We pass another beautiful school, and I’m glad that someone at some point made something so beautiful and so practical that Southwark Council couldn’t even figure how take it down, though they must have tried. Council logic follows a devastating efficiency: why have a 14 foot story when you can have two 7 foot stories? The same equation was calculated thousands of times by hundreds of councils throughout the post-war decades. Did they think they invented math? Or the concept of efficiency itself? Did they not realize that those before them had the choice to build ceilings one inch taller than the average male, but chose not to? With luck, there is just enough beauty for the kids to learn what it is, as long as they don’t wander too far outside the school walls. The same misery of the lonely beauty I have referred to reveals itself in the form of a blossoming magnolia. I wonder if it would be more honourable to take it away, if it wants to be taken away: it is the last orphaned tree left in an orphanage. The pizza places around here are not named after coastal Italian town, but instead an amalgamation of adjectives, numbers, and pronouns, like Hot4You — it is pizza I checked, though not closely—and we pass now under the sort of railway bridge so ubiquitous to these parts. The rail came after the homes and they don’t fit together at all. The trains came and the trains won: homes in the way were taken down, fracturing the continuity of neighbourhoods and creating odd spaces punctured by semi-curves of the track. The destinations are anywhere but here, and it makes sense why Waterloo is such a storm of people.
The Posh Hair Salon has stools as waiting chairs. I am unable to find any other way to describe this area, other than to say it is an ugly place. I feel terrible to say it, it sounds terrible to say it, and I hesitate to say more. The Hawkstone Estate inspires more thoughts, however. Why I take so much exception, why the ugliness bothers me so much, is most of all because so many people live here. And without understanding the intricacies of Council housing, I dare say that they do not live here my choice.

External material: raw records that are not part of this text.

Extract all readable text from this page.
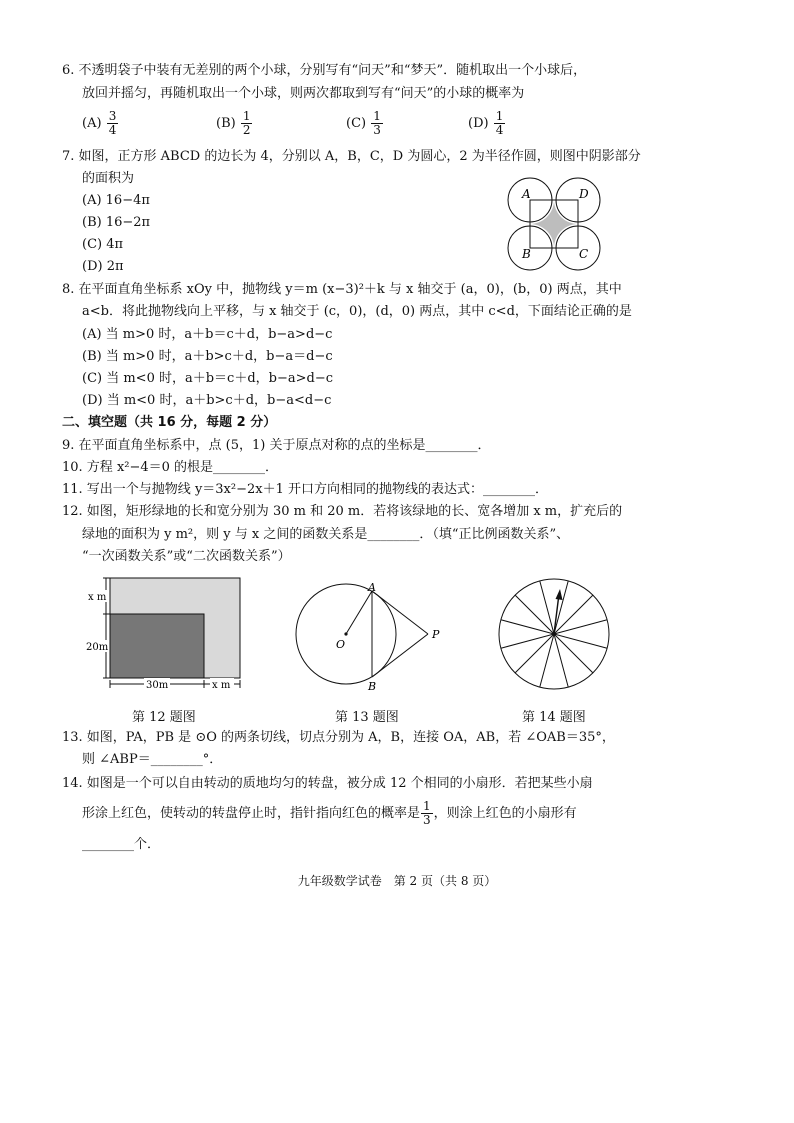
6. 不透明袋子中装有无差别的两个小球，分别写有“问天”和“梦天”．随机取出一个小球后，
放回并摇匀，再随机取出一个小球，则两次都取到写有“问天”的小球的概率为
$(A) \frac{3}{4}$	$(B) \frac{1}{2}$	$(C) \frac{1}{3}$	$(D) \frac{1}{4}$
7. 如图，正方形 ABCD 的边长为 4，分别以 A，B，C，D 为圆心，2 为半径作圆，则图中阴影部分
的面积为
(A) 16−4π
(B) 16−2π
(C) 4π
(D) 2π
A	D
B	C
8. 在平面直角坐标系 xOy 中，抛物线 y＝m (x−3)²＋k 与 x 轴交于 (a，0)，(b，0) 两点，其中
a<b．将此抛物线向上平移，与 x 轴交于 (c，0)，(d，0) 两点，其中 c<d，下面结论正确的是
(A) 当 m>0 时，a＋b＝c＋d，b−a>d−c
(B) 当 m>0 时，a＋b>c＋d，b−a＝d−c
(C) 当 m<0 时，a＋b＝c＋d，b−a>d−c
(D) 当 m<0 时，a＋b>c＋d，b−a<d−c
二、填空题（共 16 分，每题 2 分）
9. 在平面直角坐标系中，点 (5，1) 关于原点对称的点的坐标是________．
10. 方程 x²−4＝0 的根是________．
11. 写出一个与抛物线 y＝3x²−2x＋1 开口方向相同的抛物线的表达式：________．
12. 如图，矩形绿地的长和宽分别为 30 m 和 20 m．若将该绿地的长、宽各增加 x m，扩充后的
绿地的面积为 y m²，则 y 与 x 之间的函数关系是________．（填“正比例函数关系”、
“一次函数关系”或“二次函数关系”）
x m
20m
30m	x m
A
O
P
B
第 12 题图	第 13 题图	第 14 题图
13. 如图，PA，PB 是 ⊙O 的两条切线，切点分别为 A，B，连接 OA，AB，若 ∠OAB＝35°，
则 ∠ABP＝________°．
14. 如图是一个可以自由转动的质地均匀的转盘，被分成 12 个相同的小扇形．若把某些小扇
形涂上红色，使转动的转盘停止时，指针指向红色的概率是 $\frac{1}{3}$ ，则涂上红色的小扇形有
________个．
九年级数学试卷　第 2 页（共 8 页）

If we want to inspire lives to be teeming with beauty, to be bent on creating beauty in all its forms, we cannot send kids home here. These buildings are undignified and nearing on inhumane and it is an an absolute crisis: the housing crisis has many forms, and one of them is housing itself. I’ve ignored this sort of building for most of the journey, but it is all that can be seen now, and you are forced to acknowledge that they are the usual, not the exception. We can do better.
The Shard accentuates a sky strewn with clouds that look like the Shard turned on its side. The water is somewhere near. We pass a Dock Office, and approach the Canada Water bus and train station, the stop on the Jubilee line before Canary Wharf. I have been let out into fresh ugliness — more council buildings that rise to 20 stories loom. A new build looms 30 stories higher, somehow uglier, which does not give cause for hope. And at this meeting place of ugliness, old and new, I quickly descend back into the Underground to crawl back to the West End.